The next week my phone rang and I heard the booming voice. “Feinstein, that was out of line! I ask tougher questions than anyone in town and you know it!”
“Questions like, what do WE have to do to win?” I answered.
“Okay, maybe I cross the line every once in a while but that’s what the viewers want! I give ‘em what they want and you know it!”
He did—but he was still a homer. A couple of weeks later George ripped me in an on-air essay for calling the Georgetown basketball program “secretive.”
I knew he was expecting a call from me in response but I didn’t give him the pleasure. A couple weeks later we ran into each other at a Maryland basketball game.
“Hey, you know I ripped you for that Georgetown piece,” George said as we shook hands.

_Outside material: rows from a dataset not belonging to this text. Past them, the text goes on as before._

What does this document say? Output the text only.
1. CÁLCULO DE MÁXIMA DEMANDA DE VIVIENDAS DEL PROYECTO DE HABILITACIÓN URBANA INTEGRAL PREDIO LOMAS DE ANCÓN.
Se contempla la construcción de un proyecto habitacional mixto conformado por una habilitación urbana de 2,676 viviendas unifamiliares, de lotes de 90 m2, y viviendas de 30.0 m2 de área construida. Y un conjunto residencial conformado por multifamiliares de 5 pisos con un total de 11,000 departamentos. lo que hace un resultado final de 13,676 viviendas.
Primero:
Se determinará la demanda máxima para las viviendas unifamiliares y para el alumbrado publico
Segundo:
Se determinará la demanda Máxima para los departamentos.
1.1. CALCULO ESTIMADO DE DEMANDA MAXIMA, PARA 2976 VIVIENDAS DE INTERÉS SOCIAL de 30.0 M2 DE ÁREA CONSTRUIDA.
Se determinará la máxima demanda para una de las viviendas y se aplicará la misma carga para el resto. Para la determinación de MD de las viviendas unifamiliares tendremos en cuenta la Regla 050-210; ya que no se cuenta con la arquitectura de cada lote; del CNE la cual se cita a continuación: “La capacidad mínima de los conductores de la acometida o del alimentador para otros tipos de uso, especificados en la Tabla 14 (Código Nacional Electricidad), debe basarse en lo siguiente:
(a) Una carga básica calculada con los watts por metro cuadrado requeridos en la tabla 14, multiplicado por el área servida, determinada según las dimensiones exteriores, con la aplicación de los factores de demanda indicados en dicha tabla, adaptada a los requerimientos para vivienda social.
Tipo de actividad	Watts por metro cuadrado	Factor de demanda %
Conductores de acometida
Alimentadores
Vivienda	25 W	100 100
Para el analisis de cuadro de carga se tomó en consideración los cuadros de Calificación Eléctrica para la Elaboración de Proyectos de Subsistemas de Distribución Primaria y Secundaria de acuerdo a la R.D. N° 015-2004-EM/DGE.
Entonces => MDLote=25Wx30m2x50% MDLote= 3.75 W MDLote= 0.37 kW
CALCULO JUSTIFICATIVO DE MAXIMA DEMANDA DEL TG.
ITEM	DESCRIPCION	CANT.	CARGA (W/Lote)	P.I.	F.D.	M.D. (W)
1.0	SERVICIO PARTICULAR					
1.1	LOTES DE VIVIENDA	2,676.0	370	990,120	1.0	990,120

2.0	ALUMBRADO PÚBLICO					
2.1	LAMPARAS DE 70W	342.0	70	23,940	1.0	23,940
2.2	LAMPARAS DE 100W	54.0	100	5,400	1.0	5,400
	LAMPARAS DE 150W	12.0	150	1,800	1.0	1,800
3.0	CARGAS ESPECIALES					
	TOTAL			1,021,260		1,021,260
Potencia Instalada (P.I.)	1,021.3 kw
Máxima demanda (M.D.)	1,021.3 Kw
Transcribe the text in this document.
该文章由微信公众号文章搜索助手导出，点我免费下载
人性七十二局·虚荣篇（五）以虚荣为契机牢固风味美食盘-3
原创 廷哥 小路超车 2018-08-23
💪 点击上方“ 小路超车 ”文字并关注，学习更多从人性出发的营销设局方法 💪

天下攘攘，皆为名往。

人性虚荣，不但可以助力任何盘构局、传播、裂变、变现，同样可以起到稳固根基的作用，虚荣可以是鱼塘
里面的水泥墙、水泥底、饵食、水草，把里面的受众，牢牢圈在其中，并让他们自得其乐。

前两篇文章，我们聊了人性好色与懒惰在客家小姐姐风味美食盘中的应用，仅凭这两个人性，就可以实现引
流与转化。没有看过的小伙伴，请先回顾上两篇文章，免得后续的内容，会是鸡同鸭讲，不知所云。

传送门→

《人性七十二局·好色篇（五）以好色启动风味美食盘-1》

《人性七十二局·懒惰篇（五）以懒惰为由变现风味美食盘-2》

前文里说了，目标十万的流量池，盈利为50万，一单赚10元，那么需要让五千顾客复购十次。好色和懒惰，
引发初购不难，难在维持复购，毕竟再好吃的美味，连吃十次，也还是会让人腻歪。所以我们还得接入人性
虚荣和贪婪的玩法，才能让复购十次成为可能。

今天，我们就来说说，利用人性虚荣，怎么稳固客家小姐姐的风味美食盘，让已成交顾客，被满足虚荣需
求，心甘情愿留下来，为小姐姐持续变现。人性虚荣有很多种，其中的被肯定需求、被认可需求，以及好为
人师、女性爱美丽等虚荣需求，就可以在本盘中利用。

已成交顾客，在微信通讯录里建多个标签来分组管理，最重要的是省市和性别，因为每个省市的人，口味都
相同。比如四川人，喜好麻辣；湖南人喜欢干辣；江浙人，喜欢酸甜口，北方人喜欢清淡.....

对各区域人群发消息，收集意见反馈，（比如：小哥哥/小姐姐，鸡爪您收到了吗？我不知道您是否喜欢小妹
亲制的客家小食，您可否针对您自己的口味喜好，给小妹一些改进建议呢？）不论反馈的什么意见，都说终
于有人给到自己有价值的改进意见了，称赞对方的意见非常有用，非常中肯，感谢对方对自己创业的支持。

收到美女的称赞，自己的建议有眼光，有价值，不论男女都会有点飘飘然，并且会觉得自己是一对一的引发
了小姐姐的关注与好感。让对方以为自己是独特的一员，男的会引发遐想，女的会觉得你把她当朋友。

“I heard something about that,” I said. “So I guess you get into practice over there every day, huh?”
He smiled. “You know you’re a pain-in-the-butt,” he said. “But I gotta admit you do what you do well.”
George did what he did very well, right until the end when cancer began to run him down. Even though I’d heard he was sick, I honestly didn’t know it was that bad until Tony Kornheiser called me Thursday morning to say he was on his way in to do his radio show—which wasn’t supposed to air on Christmas Eve—and could I come on and talk about George for a few minutes.
I did and I listened to the stories others told throughout the day and into the night. The overwhelming theme I heard was this: George loved what he did and people loved watching him do it. He had a unique personality—I said to Tony that George always came into a room doing George—and he changed local TV in Washington forever and also pushed the limits at the national level with The Sports Machine.
He was 70 when he died. Way too young. But no one can say he didn’t love just about every minute he had.